Целое поколение можно заставить забыть, кто построил город Юрьев или крепость Грозную, но напомнит земля, пропитанная русской кровью, и нестерпимо будет на ней черной душе…
Русский медленно запрягает. Это терпеливый человек. Пока он не обращает внимание на тявканье мелких шавок, но когда поедет, тогда, извините, мало не покажется. И никакой заокеанский дядюшка не утешит. Но когда? Когда же? Или Севастополь навеки останется Городом Украинской Морской Славы?..»
Француз чувствовал себя хозяином мира:
— Пожалуй, я приглашу тебя в Бордо. У меня там дом.
— Нет, спасибо, — ответил Шапиро, подкидывая и хватая ртом орешки.
— Как?.. — слегка оторопел Тураншо.
— То есть спасибо, конечно, но некогда.
Француз слегка растерялся. Он подошел к музыкальному центру и поставил диск.
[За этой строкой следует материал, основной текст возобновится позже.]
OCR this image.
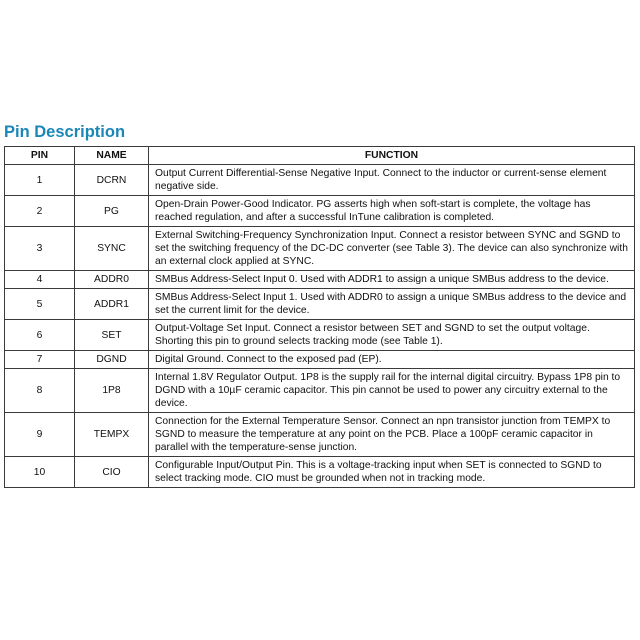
Pin Description
PIN	NAME	FUNCTION
1	DCRN	Output Current Differential-Sense Negative Input. Connect to the inductor or current-sense element negative side.
2	PG	Open-Drain Power-Good Indicator. PG asserts high when soft-start is complete, the voltage has reached regulation, and after a successful InTune calibration is completed.
3	SYNC	External Switching-Frequency Synchronization Input. Connect a resistor between SYNC and SGND to set the switching frequency of the DC-DC converter (see Table 3). The device can also synchronize with an external clock applied at SYNC.
4	ADDR0	SMBus Address-Select Input 0. Used with ADDR1 to assign a unique SMBus address to the device.
5	ADDR1	SMBus Address-Select Input 1. Used with ADDR0 to assign a unique SMBus address to the device and set the current limit for the device.
6	SET	Output-Voltage Set Input. Connect a resistor between SET and SGND to set the output voltage. Shorting this pin to ground selects tracking mode (see Table 1).
7	DGND	Digital Ground. Connect to the exposed pad (EP).
8	1P8	Internal 1.8V Regulator Output. 1P8 is the supply rail for the internal digital circuitry. Bypass 1P8 pin to DGND with a 10µF ceramic capacitor. This pin cannot be used to power any circuitry external to the device.
9	TEMPX	Connection for the External Temperature Sensor. Connect an npn transistor junction from TEMPX to SGND to measure the temperature at any point on the PCB. Place a 100pF ceramic capacitor in parallel with the temperature-sense junction.
10	CIO	Configurable Input/Output Pin. This is a voltage-tracking input when SET is connected to SGND to select tracking mode. CIO must be grounded when not in tracking mode.
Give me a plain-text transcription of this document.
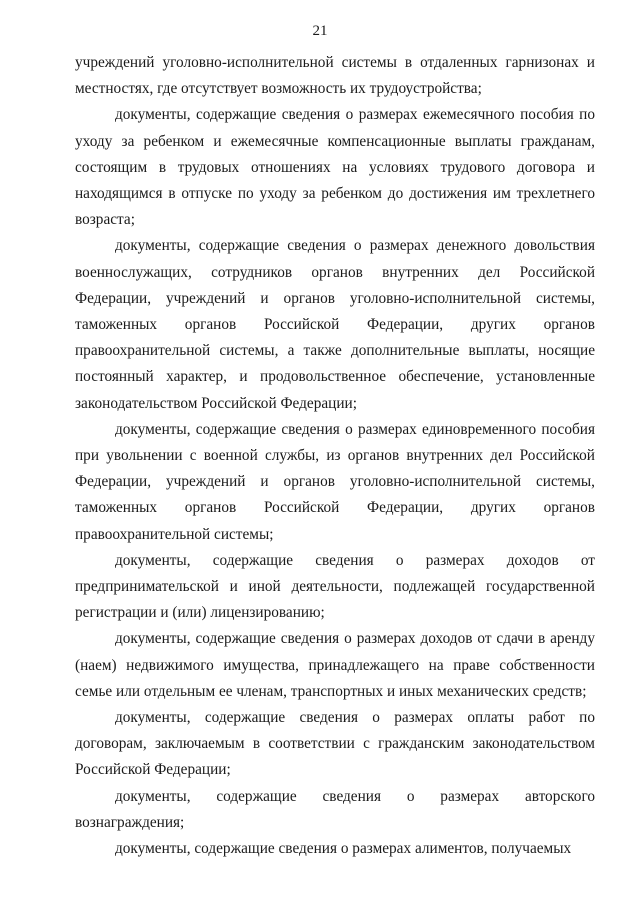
21

учреждений уголовно-исполнительной системы в отдаленных гарнизонах и местностях, где отсутствует возможность их трудоустройства;

документы, содержащие сведения о размерах ежемесячного пособия по уходу за ребенком и ежемесячные компенсационные выплаты гражданам, состоящим в трудовых отношениях на условиях трудового договора и находящимся в отпуске по уходу за ребенком до достижения им трехлетнего возраста;

документы, содержащие сведения о размерах денежного довольствия военнослужащих, сотрудников органов внутренних дел Российской Федерации, учреждений и органов уголовно-исполнительной системы, таможенных органов Российской Федерации, других органов правоохранительной системы, а также дополнительные выплаты, носящие постоянный характер, и продовольственное обеспечение, установленные законодательством Российской Федерации;

документы, содержащие сведения о размерах единовременного пособия при увольнении с военной службы, из органов внутренних дел Российской Федерации, учреждений и органов уголовно-исполнительной системы, таможенных органов Российской Федерации, других органов правоохранительной системы;

документы, содержащие сведения о размерах доходов от предпринимательской и иной деятельности, подлежащей государственной регистрации и (или) лицензированию;

документы, содержащие сведения о размерах доходов от сдачи в аренду (наем) недвижимого имущества, принадлежащего на праве собственности семье или отдельным ее членам, транспортных и иных механических средств;

документы, содержащие сведения о размерах оплаты работ по договорам, заключаемым в соответствии с гражданским законодательством Российской Федерации;

документы, содержащие сведения о размерах авторского вознаграждения;

документы, содержащие сведения о размерах алиментов, получаемых
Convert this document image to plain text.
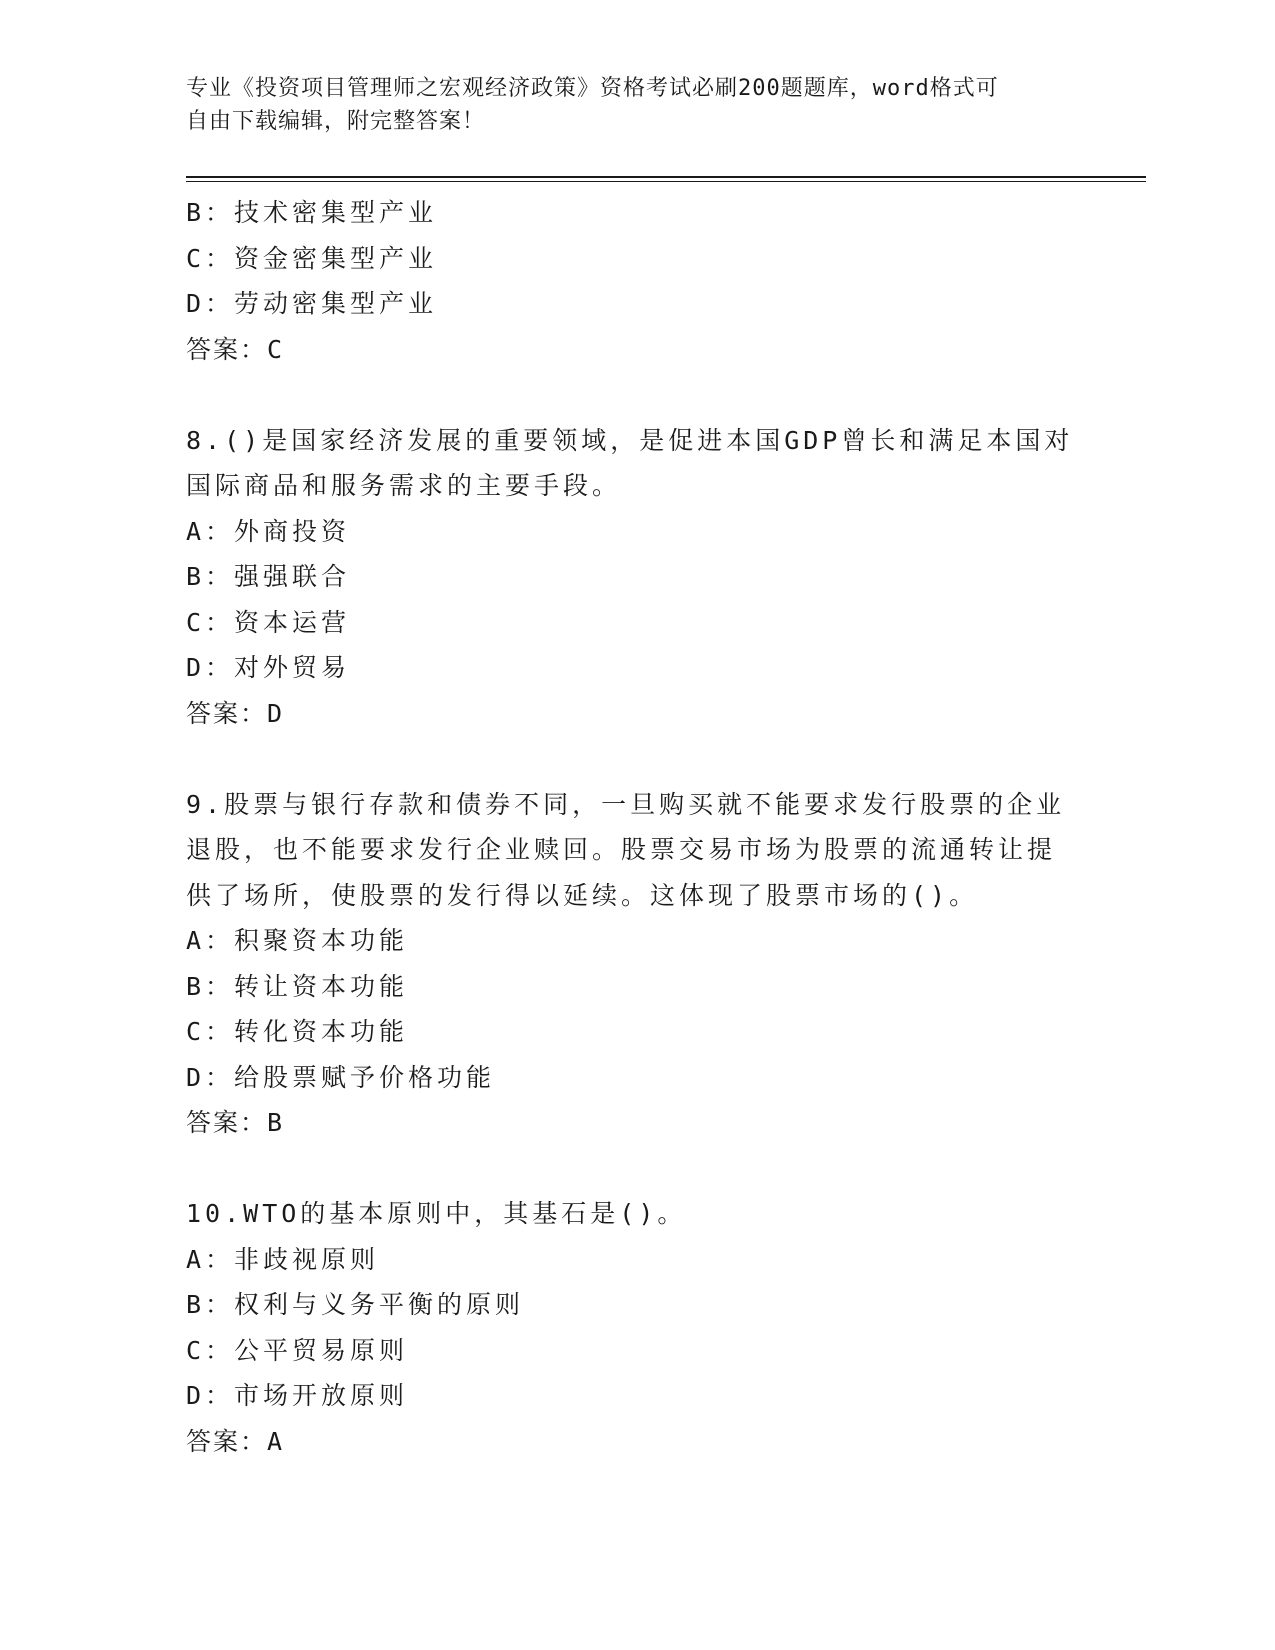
专业《投资项目管理师之宏观经济政策》资格考试必刷200题题库，word格式可
自由下载编辑，附完整答案！
B：技术密集型产业
C：资金密集型产业
D：劳动密集型产业
答案：C
8.()是国家经济发展的重要领域，是促进本国GDP曾长和满足本国对
国际商品和服务需求的主要手段。
A：外商投资
B：强强联合
C：资本运营
D：对外贸易
答案：D
9.股票与银行存款和债券不同，一旦购买就不能要求发行股票的企业
退股，也不能要求发行企业赎回。股票交易市场为股票的流通转让提
供了场所，使股票的发行得以延续。这体现了股票市场的()。
A：积聚资本功能
B：转让资本功能
C：转化资本功能
D：给股票赋予价格功能
答案：B
10.WTO的基本原则中，其基石是()。
A：非歧视原则
B：权利与义务平衡的原则
C：公平贸易原则
D：市场开放原则
答案：A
Зазвучало «В лесу прифронтовом» на французском языке.
— Это песня Сержа Гинзбурга, знаешь ее? — с нескрываемой гордостью произнес Тураншо.
— Какая-такая Бумбарашка?
— Ч-что?
— Какая, спрашиваю, Сержа Гинзбурга?
Тураншо подозрительно глянул на Шапиро и пояснил:
— Серж Гинзбург — мужчина.
— Так ты сам спросил, знаю ли я ее, вот я решил, что это женщина.